In one of my simuation, I got 17 heads and 83 tails. I also got exactly 20 heads and 80 tails.
outcomes <- c("heads", "tails")
sim_unfair_coin <- sample(outcomes, size = 100, replace = TRUE, prob = c(0.2, 0.8))
table(sim_unfair_coin)
## sim_unfair_coin
## heads tails
## 17 83
What change needs to be made to the sample function so that it reflects a shooting percentage of 45%? Make this adjustment, then run a simulation to sample 133 shots. Assign the output of this simulation to a new object called sim_basket.
a prob argument needs to be specified with a probability of 45% for hits.
outcomes <- c("H", "M")
sim_basket <- sample(outcomes, size = 133, replace = TRUE, prob = c(0.45, 0.55))
table(sim_basket)
## sim_basket
## H M
## 62 71
table(kobe$basket)
##
## H M
## 58 75
sim_streak <- calc_streak(sim_basket)
head(sim_streak)
## [1] 0 2 1 1 2 1
I ran the simulation several times just to get a feel for the simulated streak I would see. Below is a list of mean streak length and max streak length I observed. Based on these observations, the mean streak length for this simulation is around 0.81. Kobe’s mean streak length is 0.7632. I do see similar mean streak lengths in the simulated dataset.
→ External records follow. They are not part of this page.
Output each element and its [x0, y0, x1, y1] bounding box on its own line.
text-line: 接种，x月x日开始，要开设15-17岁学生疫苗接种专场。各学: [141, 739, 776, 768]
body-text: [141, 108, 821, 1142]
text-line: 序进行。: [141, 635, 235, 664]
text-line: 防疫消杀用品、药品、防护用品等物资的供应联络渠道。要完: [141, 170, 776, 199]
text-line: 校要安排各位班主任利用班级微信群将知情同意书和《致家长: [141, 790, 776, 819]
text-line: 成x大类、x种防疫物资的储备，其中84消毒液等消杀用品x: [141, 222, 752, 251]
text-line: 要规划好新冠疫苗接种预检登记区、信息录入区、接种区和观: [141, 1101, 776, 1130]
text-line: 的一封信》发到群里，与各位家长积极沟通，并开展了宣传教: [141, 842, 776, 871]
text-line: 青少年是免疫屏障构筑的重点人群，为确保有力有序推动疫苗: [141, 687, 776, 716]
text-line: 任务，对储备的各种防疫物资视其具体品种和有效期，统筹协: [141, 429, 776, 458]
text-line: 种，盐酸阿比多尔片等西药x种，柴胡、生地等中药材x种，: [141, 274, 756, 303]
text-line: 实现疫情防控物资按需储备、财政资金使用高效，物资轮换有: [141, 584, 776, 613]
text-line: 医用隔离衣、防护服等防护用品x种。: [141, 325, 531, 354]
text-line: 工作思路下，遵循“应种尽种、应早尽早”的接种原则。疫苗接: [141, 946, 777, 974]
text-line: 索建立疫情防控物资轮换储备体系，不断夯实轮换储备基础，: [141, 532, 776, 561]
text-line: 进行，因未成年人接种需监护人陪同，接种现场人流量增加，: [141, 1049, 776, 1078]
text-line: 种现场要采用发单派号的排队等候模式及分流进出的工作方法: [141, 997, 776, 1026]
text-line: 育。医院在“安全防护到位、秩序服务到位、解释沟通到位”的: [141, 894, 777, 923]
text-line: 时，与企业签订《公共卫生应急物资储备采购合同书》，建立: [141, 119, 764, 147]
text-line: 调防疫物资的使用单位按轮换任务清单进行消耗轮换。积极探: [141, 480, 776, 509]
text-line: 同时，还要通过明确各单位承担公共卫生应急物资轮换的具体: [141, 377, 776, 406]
Kobe’s max is 4, while the average max in the simulation is 6. These are only 8 sets of simulations.
- Mean streak length: 0.8108, 0.942, 0.8611, 0.7632, 0.8356, 0.5952, 0.7179, 0.8108, 0.942
- Max: 6, 6, 8, 4, 7, 6, 4, 8
sim_basket <- sample(outcomes, size = 133, replace = TRUE, prob = c(0.45, 0.55))
sim_streak <- calc_streak(sim_basket)
summary(sim_streak)
## Min. 1st Qu. Median Mean 3rd Qu. Max.
## 0.0000 0.0000 0.0000 0.7867 1.0000 6.0000
table(sim_streak)
## sim_streak
## 0 1 2 3 4 5 6
## 42 20 6 4 1 1 1
#Saved streak mean and max
sim_streakMean = c(0.8108, 0.942, 0.8611, 0.7632, 0.8356, 0.5952, 0.7179, 0.8108, 0.942)
sim_max = c(6, 6, 8, 4, 7, 6, 4, 8)
mean(sim_streakMean)
## [1] 0.8087333
mean(sim_max)
## [1] 6.125
I would expect the data from the simulation to vary each time the simulation was run. But I do expect it to be somewhat similar. The expect the distribution of H and M to be 45% - 55%.
I ran the simulation several times, and there was one simulation result that looked almost identical to Kobe’s streaks. It has the same max, very close mean streak length, and the distribution of streak lengths also very similar. But I did notice that for the rest of the other simulations I ran, the streak length performance seemed to be better than Kobe’s. There was once simulation I observed where the mean streak length was around 0.5, which is poorer than Kobe’s. I’m not sure if this is evidence or not regarding the hot hand model. But it does appear to me that Kobe’s streak data does fit with the pattern I observed in the simulation.